Bus SOGATRA-TRANSURB : la fusion qui ne supprimera aucun emploi
La nouvelle Compagnie Nationale de Transport promet de garder tous les agents des deux anciennes sociétés à bord.
SOGATRA et TRANSURB n'existent plus en tant que telles : elles fusionnent pour donner naissance à la Compagnie Nationale de Transport (CNT). Derrière ce sigle qui remplace deux noms familiers aux usagers gabonais, une promesse forte : pas un seul emploi supprimé. Voici ce que ce changement signifie concrètement pour les chauffeurs, les receveurs et les milliers de passagers qui prennent le bus chaque jour à Libreville et dans le pays.

Pour des milliers de familles gabonaises, SOGATRA et TRANSURB, c'était le bus du matin, celui qui mène au travail ou à l'école. Ces deux noms disparaissent aujourd'hui au profit d'une seule entité : la Compagnie Nationale de Transport (CNT). Un changement de sigle, mais surtout un changement d'échelle, voulu par le président de la République, Brice Clotaire Oligui Nguema, qui souhaite un opérateur public "plus performant, plus robuste et économiquement viable".
Pourquoi fusionner deux sociétés qui existaient déjà
L'idée n'est pas de faire des économies sur le dos du personnel, mais de mutualiser les ressources de deux structures qui, chacune de leur côté, avaient du mal à tenir la cadence face à la demande de transport dans la capitale et ailleurs.

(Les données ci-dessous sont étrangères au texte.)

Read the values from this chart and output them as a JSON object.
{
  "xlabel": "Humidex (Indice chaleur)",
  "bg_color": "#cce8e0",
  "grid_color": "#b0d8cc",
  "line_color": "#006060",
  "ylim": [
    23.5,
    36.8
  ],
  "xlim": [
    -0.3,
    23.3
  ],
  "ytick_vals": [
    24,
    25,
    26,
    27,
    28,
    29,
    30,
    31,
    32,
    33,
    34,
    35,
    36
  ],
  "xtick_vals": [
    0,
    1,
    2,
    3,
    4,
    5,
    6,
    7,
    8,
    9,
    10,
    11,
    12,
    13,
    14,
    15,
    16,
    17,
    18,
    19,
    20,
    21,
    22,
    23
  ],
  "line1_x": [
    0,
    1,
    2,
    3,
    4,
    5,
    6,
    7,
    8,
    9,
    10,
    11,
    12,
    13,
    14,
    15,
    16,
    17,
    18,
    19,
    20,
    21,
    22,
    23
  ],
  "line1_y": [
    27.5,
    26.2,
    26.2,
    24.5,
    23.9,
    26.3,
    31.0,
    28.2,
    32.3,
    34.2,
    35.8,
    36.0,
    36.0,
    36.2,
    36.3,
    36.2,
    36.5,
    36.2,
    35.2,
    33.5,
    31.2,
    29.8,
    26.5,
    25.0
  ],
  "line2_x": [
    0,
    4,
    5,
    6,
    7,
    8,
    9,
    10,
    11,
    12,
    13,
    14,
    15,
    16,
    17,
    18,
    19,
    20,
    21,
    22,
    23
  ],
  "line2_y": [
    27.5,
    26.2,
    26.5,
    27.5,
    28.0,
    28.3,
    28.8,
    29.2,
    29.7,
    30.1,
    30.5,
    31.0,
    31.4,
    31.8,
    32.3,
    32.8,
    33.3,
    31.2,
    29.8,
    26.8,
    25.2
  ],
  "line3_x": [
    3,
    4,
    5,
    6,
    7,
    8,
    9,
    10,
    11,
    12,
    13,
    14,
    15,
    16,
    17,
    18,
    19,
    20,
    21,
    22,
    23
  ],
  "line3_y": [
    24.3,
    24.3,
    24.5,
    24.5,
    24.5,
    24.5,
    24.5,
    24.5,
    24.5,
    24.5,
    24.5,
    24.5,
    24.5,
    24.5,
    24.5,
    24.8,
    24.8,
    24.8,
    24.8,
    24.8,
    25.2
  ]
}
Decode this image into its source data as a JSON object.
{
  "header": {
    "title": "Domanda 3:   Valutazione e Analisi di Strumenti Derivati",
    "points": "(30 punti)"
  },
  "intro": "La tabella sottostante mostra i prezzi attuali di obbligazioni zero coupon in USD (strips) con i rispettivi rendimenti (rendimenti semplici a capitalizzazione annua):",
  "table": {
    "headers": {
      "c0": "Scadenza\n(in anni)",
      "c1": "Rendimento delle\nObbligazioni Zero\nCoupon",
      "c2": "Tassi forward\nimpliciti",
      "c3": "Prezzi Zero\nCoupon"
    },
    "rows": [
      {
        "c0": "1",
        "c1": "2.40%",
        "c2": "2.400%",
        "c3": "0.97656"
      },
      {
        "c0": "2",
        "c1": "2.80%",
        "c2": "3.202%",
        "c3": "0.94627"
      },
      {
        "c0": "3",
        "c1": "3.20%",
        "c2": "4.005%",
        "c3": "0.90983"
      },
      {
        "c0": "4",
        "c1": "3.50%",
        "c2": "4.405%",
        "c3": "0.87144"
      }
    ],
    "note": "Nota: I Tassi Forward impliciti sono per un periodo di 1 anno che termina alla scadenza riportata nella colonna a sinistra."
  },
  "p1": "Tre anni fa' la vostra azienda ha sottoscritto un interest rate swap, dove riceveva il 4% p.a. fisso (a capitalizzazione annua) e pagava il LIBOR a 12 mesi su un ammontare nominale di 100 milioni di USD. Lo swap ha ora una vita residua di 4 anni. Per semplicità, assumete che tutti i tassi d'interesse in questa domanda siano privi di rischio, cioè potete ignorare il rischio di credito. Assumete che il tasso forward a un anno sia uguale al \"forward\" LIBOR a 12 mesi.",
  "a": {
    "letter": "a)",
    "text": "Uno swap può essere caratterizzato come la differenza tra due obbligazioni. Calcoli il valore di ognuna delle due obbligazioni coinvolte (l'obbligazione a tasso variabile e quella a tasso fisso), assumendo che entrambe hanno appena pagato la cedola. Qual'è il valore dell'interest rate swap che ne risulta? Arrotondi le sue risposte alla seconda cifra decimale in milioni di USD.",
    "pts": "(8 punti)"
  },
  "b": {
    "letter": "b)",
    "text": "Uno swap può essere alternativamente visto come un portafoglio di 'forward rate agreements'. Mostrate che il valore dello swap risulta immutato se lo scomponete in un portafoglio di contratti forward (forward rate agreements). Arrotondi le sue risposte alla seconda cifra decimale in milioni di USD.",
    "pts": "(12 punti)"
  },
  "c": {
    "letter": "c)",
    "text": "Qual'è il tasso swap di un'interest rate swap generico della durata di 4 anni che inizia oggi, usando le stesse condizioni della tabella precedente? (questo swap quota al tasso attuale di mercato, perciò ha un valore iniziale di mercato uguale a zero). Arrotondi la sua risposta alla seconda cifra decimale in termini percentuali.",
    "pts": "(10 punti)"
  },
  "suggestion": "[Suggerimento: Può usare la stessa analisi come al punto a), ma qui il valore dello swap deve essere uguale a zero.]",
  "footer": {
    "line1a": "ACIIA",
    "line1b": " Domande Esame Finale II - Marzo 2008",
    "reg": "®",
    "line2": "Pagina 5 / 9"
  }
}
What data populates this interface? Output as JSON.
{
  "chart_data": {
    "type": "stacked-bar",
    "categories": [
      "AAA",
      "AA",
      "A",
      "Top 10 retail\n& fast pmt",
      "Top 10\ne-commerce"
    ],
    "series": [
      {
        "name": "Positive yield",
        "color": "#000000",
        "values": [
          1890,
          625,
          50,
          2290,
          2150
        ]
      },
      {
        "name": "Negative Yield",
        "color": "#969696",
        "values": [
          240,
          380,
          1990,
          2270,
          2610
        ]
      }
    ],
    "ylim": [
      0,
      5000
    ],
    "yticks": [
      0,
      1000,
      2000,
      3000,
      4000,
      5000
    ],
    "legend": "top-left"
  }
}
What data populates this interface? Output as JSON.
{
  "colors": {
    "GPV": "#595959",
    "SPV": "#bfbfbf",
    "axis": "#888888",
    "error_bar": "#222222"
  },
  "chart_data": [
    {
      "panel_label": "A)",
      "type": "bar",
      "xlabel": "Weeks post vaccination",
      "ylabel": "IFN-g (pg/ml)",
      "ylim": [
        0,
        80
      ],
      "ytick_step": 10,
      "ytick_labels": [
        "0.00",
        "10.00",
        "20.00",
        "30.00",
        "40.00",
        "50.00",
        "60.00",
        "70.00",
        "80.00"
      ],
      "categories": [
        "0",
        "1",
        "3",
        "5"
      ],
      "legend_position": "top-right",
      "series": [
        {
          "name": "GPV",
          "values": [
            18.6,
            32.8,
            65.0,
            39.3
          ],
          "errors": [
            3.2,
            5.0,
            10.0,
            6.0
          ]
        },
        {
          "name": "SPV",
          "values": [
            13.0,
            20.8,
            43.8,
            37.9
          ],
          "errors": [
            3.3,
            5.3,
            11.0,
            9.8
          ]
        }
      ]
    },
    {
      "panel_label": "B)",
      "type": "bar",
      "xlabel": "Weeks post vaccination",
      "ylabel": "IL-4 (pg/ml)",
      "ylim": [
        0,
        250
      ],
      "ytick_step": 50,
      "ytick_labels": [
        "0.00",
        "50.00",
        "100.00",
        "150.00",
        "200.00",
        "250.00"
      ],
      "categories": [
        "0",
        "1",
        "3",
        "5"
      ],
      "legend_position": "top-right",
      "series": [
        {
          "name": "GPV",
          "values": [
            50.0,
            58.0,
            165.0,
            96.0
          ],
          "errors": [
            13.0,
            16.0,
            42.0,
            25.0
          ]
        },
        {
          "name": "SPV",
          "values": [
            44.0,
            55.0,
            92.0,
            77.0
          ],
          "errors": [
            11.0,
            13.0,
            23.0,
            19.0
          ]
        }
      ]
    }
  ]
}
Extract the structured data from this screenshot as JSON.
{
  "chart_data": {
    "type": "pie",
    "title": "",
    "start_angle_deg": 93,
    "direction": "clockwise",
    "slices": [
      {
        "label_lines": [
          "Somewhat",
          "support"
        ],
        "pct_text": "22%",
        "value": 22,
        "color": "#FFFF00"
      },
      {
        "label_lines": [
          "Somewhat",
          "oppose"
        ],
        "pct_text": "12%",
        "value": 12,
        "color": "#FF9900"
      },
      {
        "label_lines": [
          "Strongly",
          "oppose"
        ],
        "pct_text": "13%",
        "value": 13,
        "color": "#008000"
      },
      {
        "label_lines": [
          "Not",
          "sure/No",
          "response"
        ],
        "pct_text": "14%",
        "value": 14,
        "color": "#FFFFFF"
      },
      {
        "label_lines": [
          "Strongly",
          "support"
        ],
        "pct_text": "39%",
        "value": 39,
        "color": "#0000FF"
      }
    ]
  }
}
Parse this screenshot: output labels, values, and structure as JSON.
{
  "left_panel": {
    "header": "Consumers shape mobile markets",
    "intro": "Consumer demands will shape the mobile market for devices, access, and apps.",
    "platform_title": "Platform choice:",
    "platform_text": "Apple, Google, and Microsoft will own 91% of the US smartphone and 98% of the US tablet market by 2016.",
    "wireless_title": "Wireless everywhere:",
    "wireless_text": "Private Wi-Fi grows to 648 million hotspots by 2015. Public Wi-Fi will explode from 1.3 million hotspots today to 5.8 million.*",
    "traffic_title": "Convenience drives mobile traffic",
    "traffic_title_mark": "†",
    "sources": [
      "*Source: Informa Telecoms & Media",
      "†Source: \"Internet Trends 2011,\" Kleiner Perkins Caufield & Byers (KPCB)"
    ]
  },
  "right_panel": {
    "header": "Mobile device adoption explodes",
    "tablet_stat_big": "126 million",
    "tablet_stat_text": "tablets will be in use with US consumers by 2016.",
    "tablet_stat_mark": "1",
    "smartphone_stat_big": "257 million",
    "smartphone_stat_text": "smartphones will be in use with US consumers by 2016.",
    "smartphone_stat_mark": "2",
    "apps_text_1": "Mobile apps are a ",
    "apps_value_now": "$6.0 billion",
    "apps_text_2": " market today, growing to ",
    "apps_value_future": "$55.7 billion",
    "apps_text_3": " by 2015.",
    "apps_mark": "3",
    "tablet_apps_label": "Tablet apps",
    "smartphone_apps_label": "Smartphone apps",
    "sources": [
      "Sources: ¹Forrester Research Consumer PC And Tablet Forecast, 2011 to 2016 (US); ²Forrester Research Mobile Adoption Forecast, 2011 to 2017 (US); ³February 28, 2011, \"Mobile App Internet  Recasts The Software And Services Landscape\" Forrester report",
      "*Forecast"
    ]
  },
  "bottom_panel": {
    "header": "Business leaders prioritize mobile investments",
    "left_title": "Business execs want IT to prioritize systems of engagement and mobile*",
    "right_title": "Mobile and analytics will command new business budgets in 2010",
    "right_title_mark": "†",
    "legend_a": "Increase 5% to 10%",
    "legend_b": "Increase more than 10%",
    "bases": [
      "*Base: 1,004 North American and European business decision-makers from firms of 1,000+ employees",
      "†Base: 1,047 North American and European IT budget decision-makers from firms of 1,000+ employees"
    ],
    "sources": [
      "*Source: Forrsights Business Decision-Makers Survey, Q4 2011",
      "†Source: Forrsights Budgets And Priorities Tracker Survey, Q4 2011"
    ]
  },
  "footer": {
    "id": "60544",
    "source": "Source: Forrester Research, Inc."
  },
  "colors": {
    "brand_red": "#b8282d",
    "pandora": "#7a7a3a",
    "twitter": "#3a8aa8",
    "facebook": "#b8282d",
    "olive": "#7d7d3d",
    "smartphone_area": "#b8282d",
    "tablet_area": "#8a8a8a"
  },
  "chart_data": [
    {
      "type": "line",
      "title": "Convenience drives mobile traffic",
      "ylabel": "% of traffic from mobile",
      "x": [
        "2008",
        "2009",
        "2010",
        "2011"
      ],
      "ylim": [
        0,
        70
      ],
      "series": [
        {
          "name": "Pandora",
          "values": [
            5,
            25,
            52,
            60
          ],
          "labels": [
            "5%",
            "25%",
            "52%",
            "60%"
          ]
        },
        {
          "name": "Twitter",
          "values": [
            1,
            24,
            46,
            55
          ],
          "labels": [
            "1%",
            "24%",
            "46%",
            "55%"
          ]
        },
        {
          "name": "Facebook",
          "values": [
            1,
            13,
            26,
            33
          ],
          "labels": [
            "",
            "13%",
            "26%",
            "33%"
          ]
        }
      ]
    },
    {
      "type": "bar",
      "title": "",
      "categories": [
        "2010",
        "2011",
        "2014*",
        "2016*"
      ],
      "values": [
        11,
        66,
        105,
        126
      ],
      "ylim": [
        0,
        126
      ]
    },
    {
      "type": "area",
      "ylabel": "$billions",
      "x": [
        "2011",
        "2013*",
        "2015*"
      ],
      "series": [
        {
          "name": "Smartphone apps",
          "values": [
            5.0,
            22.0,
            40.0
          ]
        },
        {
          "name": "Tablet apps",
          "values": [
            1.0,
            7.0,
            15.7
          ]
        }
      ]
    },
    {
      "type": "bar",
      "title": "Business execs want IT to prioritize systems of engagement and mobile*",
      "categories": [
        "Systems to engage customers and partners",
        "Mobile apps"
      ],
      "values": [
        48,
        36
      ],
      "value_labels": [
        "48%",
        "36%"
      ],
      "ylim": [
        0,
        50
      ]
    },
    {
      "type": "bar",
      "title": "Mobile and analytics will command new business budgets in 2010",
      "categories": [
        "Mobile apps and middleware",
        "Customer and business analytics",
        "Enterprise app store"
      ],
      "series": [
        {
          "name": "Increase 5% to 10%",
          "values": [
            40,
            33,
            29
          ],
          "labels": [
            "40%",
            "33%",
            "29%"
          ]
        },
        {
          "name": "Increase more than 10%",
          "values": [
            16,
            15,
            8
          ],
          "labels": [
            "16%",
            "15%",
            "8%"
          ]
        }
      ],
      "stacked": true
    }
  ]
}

Bus vieillissants, lignes mal desservies, finances fragiles : le constat était connu de tous ceux qui attendent parfois de longues minutes à un arrêt.
En regroupant les moyens humains et matériels de SOGATRA et de TRANSURB, l'objectif affiché est clair : améliorer le service rendu aux usagers et donner à l'État un outil capable de durer, sans dépendre en permanence de subventions de secours.
La question qui inquiète : et les emplois ?
C'est la question que tout agent se pose quand deux entreprises fusionnent. La réponse donnée depuis le début du processus n'a pas changé : l'ensemble des agents des deux sociétés sera intégré dans la nouvelle entité. Ni licenciement massif, ni tri entre "anciens de SOGATRA" et "anciens de TRANSURB".
Les autorités insistent sur ce point : la CNT a été pensée comme un instrument de modernisation, pas comme un prétexte pour réduire les effectifs. Le savoir-faire des chauffeurs et receveurs des deux maisons est présenté comme un atout, pas un problème à régler.
Ce que ça change pour les Gabonais qui prennent le bus
Pour l'usager du quotidien, la promesse se mesure à l'arrêt de bus : des lignes mieux organisées, une flotte gérée par une seule structure et, à terme, une régularité que ni SOGATRA ni TRANSURB ne pouvaient garantir séparément. Reste à transformer l'annonce en réalité sur le terrain, dans les mois qui viennent, avec le lancement effectif des activités de la CNT.
Côté personnel, le message est celui de la continuité et du dialogue : les droits acquis doivent être préservés, et la transition se fera, selon les engagements pris, sans brutalité sociale. Un point que les syndicats et les agents concernés ne manqueront pas de surveiller de près, comme toute promesse de ce genre méritant d'être suivie dans le temps.